Increase projected to be the equivalent of a 1.39% tax hike, according to a staff report
The City of Burnaby's cost per cop is projected to jump by nearly $14,000 next year.

A collective agreement signed between the RCMP and the federal government will cost the City of Burnaby a projected $4 million extra for its police force next year. 

That’s the equivalent of a 1.39% tax hike, according to a report from the city’s public safety director, Dave Critchley.

Under a somewhat convoluted setup, the province has an agreement with the federal government that allows it to sub-contract the RCMP provincial force to municipalities, including Burnaby.

Burnaby signed its current 20-year contract with the province in April 2012 – but a collective agreement ratified between the National Police Federation and the Government of Canada in August will soon make that agreement a whole lot costlier, according to Critchley’s report.

Under its policing contract, the city pays 90% and the federal government pays 10%.

As a direct result of the collective agreement, Critchley says the city’s cost per cop will jump by nearly $14,000 – and the final impact could be even bigger.

“The true impact of the agreement on benefits is not known at this time, and to date, the city has not received any direct communication regarding the specific amounts of the retroactive payments,” states the report. “In addition, there will be unknown salary increases for the rank of inspector and above, which have yet to be determined however are anticipated to be resolved in the coming months.”

The city has set aside money since 2017 in anticipation of a salary increase “based on information provided by the RCMP,” according to Critchley, but he says the funds have fallen “well short of the increases now contained in the ratified agreement.”
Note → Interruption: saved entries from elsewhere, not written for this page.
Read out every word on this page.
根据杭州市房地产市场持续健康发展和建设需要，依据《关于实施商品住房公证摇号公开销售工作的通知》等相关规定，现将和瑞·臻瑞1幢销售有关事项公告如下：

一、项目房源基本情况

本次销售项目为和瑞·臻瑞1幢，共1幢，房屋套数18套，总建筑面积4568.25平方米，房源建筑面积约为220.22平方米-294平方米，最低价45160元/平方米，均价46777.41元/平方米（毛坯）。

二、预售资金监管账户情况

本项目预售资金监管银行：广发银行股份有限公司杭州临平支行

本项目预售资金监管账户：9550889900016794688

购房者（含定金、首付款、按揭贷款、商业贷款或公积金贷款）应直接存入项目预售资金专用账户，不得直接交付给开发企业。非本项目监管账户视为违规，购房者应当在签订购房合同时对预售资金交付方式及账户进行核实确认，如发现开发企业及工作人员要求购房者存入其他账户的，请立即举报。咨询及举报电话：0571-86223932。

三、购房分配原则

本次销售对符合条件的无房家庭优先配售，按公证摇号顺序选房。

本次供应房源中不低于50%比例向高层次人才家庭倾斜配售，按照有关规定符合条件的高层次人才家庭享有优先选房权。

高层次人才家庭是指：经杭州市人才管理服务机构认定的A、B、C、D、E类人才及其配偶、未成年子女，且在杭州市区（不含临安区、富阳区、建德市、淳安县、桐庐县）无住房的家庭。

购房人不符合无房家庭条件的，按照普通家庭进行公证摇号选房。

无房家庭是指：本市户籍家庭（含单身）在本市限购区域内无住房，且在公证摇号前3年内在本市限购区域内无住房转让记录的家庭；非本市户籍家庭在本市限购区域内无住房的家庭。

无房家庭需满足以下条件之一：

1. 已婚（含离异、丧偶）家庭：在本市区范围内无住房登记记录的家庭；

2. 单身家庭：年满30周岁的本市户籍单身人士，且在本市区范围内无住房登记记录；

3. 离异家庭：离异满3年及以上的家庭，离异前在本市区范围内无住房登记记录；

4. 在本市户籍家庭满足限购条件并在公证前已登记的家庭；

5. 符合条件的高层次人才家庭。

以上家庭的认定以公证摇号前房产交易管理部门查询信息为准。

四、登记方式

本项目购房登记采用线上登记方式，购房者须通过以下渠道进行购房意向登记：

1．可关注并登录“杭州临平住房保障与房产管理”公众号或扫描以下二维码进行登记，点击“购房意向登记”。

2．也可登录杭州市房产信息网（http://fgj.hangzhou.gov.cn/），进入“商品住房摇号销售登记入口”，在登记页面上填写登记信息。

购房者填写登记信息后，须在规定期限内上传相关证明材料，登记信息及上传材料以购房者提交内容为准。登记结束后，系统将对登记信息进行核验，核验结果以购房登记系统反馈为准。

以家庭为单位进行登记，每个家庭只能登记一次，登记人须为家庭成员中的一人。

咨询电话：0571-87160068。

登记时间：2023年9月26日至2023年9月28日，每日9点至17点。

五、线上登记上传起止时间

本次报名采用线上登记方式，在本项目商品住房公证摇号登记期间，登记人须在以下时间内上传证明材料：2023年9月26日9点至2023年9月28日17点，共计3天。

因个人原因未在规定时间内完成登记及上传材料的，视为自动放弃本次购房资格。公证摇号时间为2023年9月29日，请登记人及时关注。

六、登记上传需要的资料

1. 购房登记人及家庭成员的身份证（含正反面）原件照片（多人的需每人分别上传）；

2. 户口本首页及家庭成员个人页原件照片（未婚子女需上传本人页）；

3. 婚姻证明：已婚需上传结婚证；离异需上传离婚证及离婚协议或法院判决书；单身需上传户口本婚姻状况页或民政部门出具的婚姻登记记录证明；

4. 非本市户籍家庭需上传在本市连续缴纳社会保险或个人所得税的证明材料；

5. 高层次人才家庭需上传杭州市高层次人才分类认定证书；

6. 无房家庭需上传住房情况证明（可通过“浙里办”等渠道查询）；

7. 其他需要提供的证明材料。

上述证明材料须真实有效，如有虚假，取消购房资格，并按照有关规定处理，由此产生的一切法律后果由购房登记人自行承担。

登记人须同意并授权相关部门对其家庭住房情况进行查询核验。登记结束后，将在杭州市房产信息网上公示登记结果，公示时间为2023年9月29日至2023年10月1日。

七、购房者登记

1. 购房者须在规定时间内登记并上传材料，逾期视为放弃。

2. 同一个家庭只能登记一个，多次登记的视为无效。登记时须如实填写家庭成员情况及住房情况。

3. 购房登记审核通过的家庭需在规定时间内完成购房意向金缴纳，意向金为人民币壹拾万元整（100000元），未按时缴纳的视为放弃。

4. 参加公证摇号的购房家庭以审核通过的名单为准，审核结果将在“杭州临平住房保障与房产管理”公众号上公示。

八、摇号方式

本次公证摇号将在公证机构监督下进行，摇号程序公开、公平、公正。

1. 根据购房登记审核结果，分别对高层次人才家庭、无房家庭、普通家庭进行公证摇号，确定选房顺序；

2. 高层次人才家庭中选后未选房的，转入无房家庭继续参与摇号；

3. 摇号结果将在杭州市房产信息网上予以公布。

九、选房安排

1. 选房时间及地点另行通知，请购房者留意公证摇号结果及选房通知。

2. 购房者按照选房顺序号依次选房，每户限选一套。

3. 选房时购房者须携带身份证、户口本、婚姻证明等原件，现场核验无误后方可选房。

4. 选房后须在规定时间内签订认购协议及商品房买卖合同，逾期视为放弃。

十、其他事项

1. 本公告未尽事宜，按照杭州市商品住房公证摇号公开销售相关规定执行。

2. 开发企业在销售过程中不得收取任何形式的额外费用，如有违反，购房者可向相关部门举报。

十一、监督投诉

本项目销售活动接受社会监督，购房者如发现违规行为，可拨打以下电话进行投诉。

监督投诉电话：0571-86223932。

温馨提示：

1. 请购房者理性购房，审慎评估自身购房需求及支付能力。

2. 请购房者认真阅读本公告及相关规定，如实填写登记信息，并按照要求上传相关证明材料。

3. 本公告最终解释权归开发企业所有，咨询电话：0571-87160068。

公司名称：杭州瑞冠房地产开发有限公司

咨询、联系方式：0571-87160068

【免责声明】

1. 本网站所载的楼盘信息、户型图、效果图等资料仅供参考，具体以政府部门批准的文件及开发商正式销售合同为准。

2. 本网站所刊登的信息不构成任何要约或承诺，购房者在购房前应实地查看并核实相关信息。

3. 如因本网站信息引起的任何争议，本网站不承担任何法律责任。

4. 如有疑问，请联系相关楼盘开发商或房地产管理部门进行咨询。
“During the negotiations which commenced in 2019, no local governments were at the bargaining table or consulted,” states the report. “Due to the lack of consultation or engagement in the bargaining process, local governments were completely unable to appropriately plan for the significant increases above the 2.5% as was directed by the RCMP.”

The RCMP signed its first-ever collective agreement after two years of bargaining.

Until a Supreme of Canada ruling in 2015, the force had been legally prevented from unionizing.

RCMP members certified the National Police Federation as their union in 2019.